Washington: Leading American weapon manufacturer Lockheed Martin “is working to fly a laser on tactical fighters within the next five years,” company laser expert Mark Stephen told reporters. “We’re spending a lot of time to get the beam director right.”
That beam director, which keeps the laser beam on target, is a crucial but easily overlooked component of future laser weapons.
The Air Force Research Lab’s SHiELD program aims to put defensive laser pod on fighters to defend them against incoming anti-aircraft missiles. An offensive laser to shoot down enemy aircraft would have to hit harder and at longer distances, so it’s a more distant goal: Such weapons are envisioned for a future “sixth generation” fighter — like the NGAD prototype now in flight test — to follow the fifth-gen F-35, while the SHiELD pod will go on non-stealthy fourth gen aircraft like the F-16.

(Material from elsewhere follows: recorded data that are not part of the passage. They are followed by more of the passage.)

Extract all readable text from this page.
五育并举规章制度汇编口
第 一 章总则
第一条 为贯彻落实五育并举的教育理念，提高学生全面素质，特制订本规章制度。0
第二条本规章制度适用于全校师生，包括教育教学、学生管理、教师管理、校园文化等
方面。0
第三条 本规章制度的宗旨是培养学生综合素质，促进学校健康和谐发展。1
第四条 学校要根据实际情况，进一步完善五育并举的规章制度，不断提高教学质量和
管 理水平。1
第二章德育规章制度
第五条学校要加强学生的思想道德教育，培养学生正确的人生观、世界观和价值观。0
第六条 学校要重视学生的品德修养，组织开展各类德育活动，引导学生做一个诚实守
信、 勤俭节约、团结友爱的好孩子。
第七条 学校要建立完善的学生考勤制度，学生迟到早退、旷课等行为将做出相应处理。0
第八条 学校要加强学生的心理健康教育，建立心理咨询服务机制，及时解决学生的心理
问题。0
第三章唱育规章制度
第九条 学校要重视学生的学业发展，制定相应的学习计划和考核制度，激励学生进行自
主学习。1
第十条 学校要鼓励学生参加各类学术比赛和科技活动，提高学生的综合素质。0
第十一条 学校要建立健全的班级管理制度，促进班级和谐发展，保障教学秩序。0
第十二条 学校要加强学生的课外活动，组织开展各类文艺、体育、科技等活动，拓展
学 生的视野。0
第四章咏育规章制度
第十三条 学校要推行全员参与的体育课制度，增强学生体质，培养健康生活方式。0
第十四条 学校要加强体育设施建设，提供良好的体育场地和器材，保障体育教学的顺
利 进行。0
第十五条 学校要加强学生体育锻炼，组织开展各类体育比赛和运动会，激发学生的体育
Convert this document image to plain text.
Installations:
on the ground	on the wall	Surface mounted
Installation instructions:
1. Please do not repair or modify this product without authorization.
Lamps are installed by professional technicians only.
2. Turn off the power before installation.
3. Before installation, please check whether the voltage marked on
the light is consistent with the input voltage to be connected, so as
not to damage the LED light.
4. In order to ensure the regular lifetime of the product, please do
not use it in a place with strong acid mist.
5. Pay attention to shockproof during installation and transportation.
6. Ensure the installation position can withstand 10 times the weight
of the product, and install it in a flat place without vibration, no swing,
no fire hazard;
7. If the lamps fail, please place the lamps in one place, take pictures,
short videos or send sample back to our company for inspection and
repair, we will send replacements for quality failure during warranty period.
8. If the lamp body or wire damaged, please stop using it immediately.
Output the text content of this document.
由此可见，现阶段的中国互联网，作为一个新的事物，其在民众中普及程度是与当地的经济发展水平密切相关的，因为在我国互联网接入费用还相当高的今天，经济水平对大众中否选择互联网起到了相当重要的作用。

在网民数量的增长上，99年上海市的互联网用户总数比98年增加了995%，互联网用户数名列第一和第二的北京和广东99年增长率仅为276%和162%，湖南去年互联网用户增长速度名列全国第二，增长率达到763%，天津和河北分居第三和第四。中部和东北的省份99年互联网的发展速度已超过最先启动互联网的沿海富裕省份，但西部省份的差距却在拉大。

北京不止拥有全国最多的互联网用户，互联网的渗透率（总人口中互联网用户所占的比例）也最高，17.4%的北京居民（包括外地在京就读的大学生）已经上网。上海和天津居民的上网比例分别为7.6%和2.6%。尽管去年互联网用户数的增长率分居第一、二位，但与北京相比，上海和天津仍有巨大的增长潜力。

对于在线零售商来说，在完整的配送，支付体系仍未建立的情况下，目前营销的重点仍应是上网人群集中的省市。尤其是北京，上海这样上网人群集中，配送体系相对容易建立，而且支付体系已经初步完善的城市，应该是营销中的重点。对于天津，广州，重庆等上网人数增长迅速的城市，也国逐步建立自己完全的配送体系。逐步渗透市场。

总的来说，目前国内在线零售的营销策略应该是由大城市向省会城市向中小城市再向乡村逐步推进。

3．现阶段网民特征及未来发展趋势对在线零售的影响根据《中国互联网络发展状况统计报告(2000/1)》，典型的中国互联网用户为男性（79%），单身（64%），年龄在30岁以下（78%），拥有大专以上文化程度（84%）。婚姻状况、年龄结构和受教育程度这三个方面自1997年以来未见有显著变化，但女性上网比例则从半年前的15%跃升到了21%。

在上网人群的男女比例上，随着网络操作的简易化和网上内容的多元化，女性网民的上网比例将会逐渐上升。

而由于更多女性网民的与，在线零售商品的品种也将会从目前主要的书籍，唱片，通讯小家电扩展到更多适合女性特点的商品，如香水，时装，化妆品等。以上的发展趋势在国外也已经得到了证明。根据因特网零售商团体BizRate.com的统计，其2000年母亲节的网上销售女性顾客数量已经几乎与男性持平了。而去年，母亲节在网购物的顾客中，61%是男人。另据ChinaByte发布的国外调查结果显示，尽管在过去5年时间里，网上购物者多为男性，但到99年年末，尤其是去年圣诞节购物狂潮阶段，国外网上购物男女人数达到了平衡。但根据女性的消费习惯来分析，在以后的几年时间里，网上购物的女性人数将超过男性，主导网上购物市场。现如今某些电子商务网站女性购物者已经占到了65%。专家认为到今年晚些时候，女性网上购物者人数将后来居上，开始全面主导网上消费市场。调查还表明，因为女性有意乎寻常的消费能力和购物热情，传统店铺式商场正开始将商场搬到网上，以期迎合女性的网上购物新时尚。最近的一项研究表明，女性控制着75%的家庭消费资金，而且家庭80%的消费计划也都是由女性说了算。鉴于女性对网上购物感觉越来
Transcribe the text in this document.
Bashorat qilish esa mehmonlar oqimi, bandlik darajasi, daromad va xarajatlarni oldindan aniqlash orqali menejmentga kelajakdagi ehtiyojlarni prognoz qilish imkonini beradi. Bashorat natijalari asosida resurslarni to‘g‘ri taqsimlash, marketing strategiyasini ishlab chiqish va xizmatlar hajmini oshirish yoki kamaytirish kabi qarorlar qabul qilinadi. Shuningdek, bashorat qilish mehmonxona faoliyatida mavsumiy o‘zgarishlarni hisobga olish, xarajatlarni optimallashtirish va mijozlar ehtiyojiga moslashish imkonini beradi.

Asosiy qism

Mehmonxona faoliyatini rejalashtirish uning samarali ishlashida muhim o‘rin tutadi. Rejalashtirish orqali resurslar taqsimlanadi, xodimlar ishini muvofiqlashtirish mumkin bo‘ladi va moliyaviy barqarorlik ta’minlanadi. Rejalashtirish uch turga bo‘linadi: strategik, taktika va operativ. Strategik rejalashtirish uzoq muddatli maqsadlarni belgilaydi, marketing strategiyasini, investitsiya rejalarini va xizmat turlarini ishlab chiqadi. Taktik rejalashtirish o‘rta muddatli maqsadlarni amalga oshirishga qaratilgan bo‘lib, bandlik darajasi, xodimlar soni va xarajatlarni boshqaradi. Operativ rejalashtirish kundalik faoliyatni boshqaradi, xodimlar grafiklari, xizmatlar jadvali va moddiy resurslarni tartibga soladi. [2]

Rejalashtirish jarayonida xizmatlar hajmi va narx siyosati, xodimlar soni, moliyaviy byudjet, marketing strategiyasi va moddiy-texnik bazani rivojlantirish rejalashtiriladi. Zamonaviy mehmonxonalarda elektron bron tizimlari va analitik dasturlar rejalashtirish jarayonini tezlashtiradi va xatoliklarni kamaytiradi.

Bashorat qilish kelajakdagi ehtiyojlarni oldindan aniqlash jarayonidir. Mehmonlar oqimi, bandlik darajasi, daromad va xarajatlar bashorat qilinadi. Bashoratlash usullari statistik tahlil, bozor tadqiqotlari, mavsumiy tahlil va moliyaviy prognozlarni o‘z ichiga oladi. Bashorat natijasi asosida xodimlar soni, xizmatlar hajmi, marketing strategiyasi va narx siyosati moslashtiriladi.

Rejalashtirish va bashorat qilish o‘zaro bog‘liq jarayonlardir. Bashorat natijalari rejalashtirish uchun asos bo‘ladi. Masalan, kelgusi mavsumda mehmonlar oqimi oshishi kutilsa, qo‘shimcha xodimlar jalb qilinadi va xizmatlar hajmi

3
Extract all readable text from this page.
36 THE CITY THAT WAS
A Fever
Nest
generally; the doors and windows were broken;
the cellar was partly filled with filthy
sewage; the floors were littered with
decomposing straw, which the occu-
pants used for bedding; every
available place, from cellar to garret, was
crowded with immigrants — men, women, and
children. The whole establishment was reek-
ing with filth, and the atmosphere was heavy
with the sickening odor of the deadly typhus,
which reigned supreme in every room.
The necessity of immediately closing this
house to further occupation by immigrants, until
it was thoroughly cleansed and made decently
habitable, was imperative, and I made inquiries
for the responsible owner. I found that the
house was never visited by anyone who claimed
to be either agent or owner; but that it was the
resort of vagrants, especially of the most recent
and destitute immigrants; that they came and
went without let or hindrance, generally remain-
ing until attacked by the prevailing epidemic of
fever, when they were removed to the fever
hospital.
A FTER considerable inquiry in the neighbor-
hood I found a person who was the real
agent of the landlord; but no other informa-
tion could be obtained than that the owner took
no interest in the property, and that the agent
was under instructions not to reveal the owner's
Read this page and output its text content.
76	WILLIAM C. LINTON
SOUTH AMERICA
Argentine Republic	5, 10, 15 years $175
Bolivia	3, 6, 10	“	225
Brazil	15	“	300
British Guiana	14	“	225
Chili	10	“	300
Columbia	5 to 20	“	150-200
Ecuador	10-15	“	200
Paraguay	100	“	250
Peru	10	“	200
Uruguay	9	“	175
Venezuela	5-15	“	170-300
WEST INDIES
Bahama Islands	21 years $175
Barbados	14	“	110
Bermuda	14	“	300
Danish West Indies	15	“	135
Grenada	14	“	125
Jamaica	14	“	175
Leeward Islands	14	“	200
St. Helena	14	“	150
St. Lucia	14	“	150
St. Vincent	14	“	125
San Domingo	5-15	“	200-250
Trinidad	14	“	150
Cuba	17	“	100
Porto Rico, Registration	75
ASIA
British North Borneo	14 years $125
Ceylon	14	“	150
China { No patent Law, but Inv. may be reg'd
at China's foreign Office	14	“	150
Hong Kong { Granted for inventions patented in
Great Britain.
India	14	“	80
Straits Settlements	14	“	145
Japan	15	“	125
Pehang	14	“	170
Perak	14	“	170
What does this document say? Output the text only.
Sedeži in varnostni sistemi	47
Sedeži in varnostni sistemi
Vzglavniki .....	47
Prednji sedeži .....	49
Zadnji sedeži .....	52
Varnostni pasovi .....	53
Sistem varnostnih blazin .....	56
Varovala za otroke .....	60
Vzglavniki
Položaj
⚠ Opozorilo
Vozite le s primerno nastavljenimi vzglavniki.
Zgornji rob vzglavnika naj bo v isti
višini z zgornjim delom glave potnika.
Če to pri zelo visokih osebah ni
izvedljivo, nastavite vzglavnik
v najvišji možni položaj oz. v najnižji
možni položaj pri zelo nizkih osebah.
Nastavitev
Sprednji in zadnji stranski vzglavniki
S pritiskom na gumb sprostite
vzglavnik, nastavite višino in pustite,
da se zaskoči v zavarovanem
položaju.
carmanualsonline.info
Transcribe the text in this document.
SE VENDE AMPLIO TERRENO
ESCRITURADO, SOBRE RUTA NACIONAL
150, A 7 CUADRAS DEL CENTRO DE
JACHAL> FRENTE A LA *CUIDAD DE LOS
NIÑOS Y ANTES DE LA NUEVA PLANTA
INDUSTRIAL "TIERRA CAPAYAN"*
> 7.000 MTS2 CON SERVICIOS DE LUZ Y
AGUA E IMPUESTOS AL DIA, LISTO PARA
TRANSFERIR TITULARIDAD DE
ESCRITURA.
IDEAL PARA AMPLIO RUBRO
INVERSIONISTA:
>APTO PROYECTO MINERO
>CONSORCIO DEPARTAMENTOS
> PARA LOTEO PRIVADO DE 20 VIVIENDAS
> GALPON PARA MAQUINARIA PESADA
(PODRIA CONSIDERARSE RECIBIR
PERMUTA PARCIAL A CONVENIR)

But the company’s new beam-director design is actually getting its first workout on an Army system, the truck-mounted IFPC Energy Laser, which will defend against artillery rockets, drones, and potentially, subsonic cruise missiles.
The first unit of IFPC-HEL prototypes, already under construction, will be operational in 2024. That’s a year ahead of Lockheed’s timeline to put a laser on a fighter. And the fighter-pod project isn’t trying to field an operational prototype, either; It’s just trying to demonstrate the technology can actually work, with a formal requirements document and acquisition program of record to follow in the mid-2020s, when the Army plans to already have IFPC-HEL in mass production.